00:11:10: Und da ist dann eben dieses sehr große Review entstanden aus vielen fünfzig verschiedenen Einzelstudien zum Thema Halten und Drücken mit völlig unterschiedlichen Ansätzen was natürlich den Vergleich recht schwermacht.

00:11:21: und trotzdem konnten wir in der Mitte Analyse ein paar eindeutige Unterschiede identifizieren.

00:11:26: Die

00:11:26: haben wir inzwischen zur Publikation eingereicht mit Dustin Orenczuk und Laura als Hauptautoren.

00:11:34: Print schon draußen.

00:11:35: Also jetzt ist gut, das war schon im November.

00:11:38: Im

00:11:39: Herbst, seitdem läuft der Review-Prozess.

00:11:42: Das Ganze wurde ein Werk mit zweiundachtzig Seiten also hochkomplex und zumal zu einer Thematik die nicht etabliert ist.

00:11:50: Im Ergebnis läuft das Reviewverfahren noch immer.

00:11:54: Und

00:11:54: jetzt gerade wurde es zurückgezogen oder wir wurden darum gebeten zurückzuziehen weil sie kein Reviewer gefunden haben?

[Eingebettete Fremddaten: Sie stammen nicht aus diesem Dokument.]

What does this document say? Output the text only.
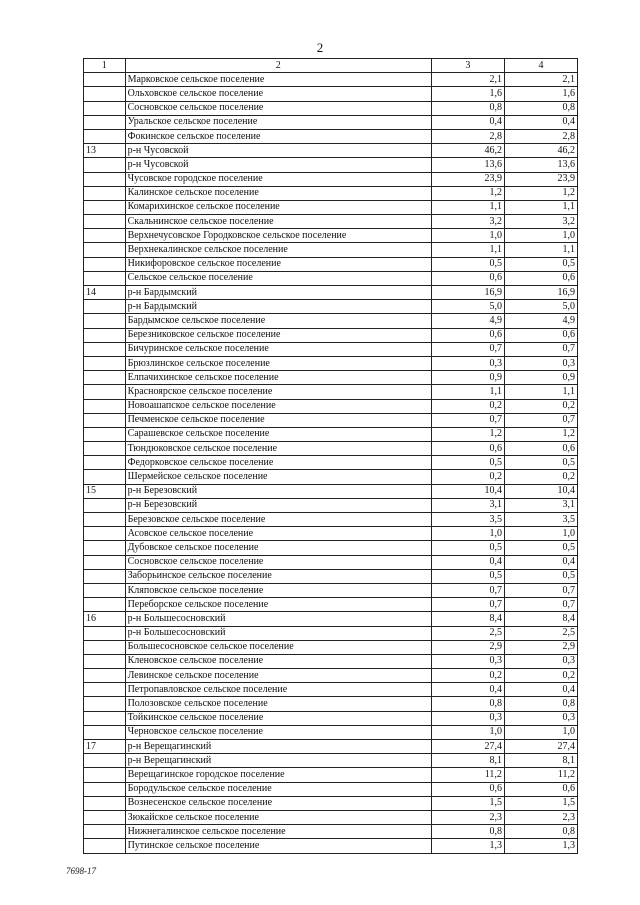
2
1	2	3	4
	Марковское сельское поселение	2,1	2,1
	Ольховское сельское поселение	1,6	1,6
	Сосновское сельское поселение	0,8	0,8
	Уральское сельское поселение	0,4	0,4
	Фокинское сельское поселение	2,8	2,8
13	р-н Чусовской	46,2	46,2
	р-н Чусовской	13,6	13,6
	Чусовское городское поселение	23,9	23,9
	Калинское сельское поселение	1,2	1,2
	Комарихинское сельское поселение	1,1	1,1
	Скальнинское сельское поселение	3,2	3,2
	Верхнечусовское Городковское сельское поселение	1,0	1,0
	Верхнекалинское сельское поселение	1,1	1,1
	Никифоровское сельское поселение	0,5	0,5
	Сельское сельское поселение	0,6	0,6
14	р-н Бардымский	16,9	16,9
	р-н Бардымский	5,0	5,0
	Бардымское сельское поселение	4,9	4,9
	Березниковское сельское поселение	0,6	0,6
	Бичуринское сельское поселение	0,7	0,7
	Брюзлинское сельское поселение	0,3	0,3
	Елпачихинское сельское поселение	0,9	0,9
	Красноярское сельское поселение	1,1	1,1
	Новоашапское сельское поселение	0,2	0,2
	Печменское сельское поселение	0,7	0,7
	Сарашевское сельское поселение	1,2	1,2
	Тюндюковское сельское поселение	0,6	0,6
	Федорковское сельское поселение	0,5	0,5
	Шермейское сельское поселение	0,2	0,2
15	р-н Березовский	10,4	10,4
	р-н Березовский	3,1	3,1
	Березовское сельское поселение	3,5	3,5
	Асовское сельское поселение	1,0	1,0
	Дубовское сельское поселение	0,5	0,5
	Сосновское сельское поселение	0,4	0,4
	Заборьинское сельское поселение	0,5	0,5
	Кляповское сельское поселение	0,7	0,7
	Переборское сельское поселение	0,7	0,7
16	р-н Большесосновский	8,4	8,4
	р-н Большесосновский	2,5	2,5
	Большесосновское сельское поселение	2,9	2,9
	Кленовское сельское поселение	0,3	0,3
	Левинское сельское поселение	0,2	0,2
	Петропавловское сельское поселение	0,4	0,4
	Полозовское сельское поселение	0,8	0,8
	Тойкинское сельское поселение	0,3	0,3
	Черновское сельское поселение	1,0	1,0
17	р-н Верещагинский	27,4	27,4
	р-н Верещагинский	8,1	8,1
	Верещагинское городское поселение	11,2	11,2
	Бородульское сельское поселение	0,6	0,6
	Вознесенское сельское поселение	1,5	1,5
	Зюкайское сельское поселение	2,3	2,3
	Нижнегалинское сельское поселение	0,8	0,8
	Путинское сельское поселение	1,3	1,3
7698-17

00:11:59: Sie haben wohl vierundzwanzig Personen angefragt.

00:12:02: Also es läuft, ist es schwierig.

00:12:05: Aber die Ergebnisse, die ergeben Sie, wer möchte?

00:12:09: Kann

00:12:09: sich da gerne durchgraben auch wenn es nicht gerade Betlektüre geworden ist.

00:12:14: Gut aber vielleicht zu den Ergebnissen, die uns im Wesentlichen weitgehend bestätigen.

00:12:19: Genau also es finden sich signifikante und wahrscheinlich daher nicht zufällige Unterschiede zum Beispiel in der elektrischen Aktivierung der Muskeln, in Kraftschwankern wegen des Ermüdungsverlauf vor allem.

00:12:30: natürlich.

00:12:31: erstmal Halten ist weniger ausdauernd als drücken.

00:12:34: Und Herzrequenz, Blutdruck und so weiter, die unterscheiden sich auch vor allem im Anstieg.

00:12:39: Also wenn man alles zusammennimmt ergeben sich etliche Hinweise, die naheliegen das Halten- und Drückentat zeichlich zwei unterschiedliche Formen der Kraft sind...

00:12:49: ...und ganz wichtig!

00:12:50: Die Parameter, die sprechen dafür dass es komplizierter für unseren Nervenmuskelsystem ist Wenn wir halten als wenn bedrücken.

00:12:58: Das könnte erklären warum das Halten möglicherweise anfällig ist auf Störung.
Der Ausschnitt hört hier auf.